Jako zawodnik nie próżnował. Ukończył 5-letnie technikum mechaniczno-elektryczne, uzyskując tytuł technika maszyn i urządzeń hutniczych. Wyrobił też uprawnienia geodety, a dopiero potem poszedł na studia na katowicką AWF. Po odwieszeniu korków na kołek zaczął pracę w dwóch szkołach. Dziś jest już dyplomowanym nauczycielem, od lat związanym z UKS-em Ruch Chorzów.

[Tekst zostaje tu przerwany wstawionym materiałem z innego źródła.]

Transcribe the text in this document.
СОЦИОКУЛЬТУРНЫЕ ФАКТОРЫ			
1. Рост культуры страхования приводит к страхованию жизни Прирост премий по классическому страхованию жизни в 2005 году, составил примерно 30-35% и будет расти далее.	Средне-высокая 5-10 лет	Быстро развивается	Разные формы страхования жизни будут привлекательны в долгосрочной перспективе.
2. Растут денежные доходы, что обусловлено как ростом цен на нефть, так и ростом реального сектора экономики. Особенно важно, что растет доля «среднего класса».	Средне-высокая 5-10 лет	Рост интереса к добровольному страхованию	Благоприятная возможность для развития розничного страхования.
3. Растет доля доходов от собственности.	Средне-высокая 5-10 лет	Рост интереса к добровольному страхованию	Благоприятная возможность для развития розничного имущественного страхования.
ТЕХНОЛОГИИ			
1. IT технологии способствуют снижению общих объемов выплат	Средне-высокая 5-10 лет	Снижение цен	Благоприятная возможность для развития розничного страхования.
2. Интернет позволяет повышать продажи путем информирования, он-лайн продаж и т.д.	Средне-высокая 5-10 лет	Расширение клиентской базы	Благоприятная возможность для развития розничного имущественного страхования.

– Kiedyś UKS był bezpośrednio pod Ruchem, ale w 2004 roku powołano go do życia jako osobną jednostkę, mającą swój budżet i będącą w stanie – przy współpracy z miastem – utrzymywać się. Gdy trzy lata temu UKS miał pewne problemy finansowe, pojawiła się koncepcja stworzenia prywatnego SMS-u. Nie było jednak na to zgody rodziców. Przełom dokonał się na walnym zebraniu. Prezesem UKS-u został Krzysiu Śliwa, mnie mianowano dyrektorem. Udało się to wyprowadzić na prostą, zaczęliśmy się rozbudowywać, przy bardzo gospodarnej polityce. UKS jest fajną marką. Wspieramy Akademię Ruchu swoimi zawodnikami. Piramida szkoleniowa w Chorzowie jest wzorowa. W pierwszej drużynie nie brakuje wychowanków UKS-u. Lech, Nowak, Kulejewski, Machała, Rudek, Winciersz, Hołoś, a nawet Foszmańczyk. Jest ich ośmiu – wylicza Siemianowski.

Idea, a nie kasa

Już mówi się, że UKS Ruch i Akademia Ruchu zostaną połączone, a nominacja „Siemiona” na prezesa „Niebieskich” ma być tego początkiem.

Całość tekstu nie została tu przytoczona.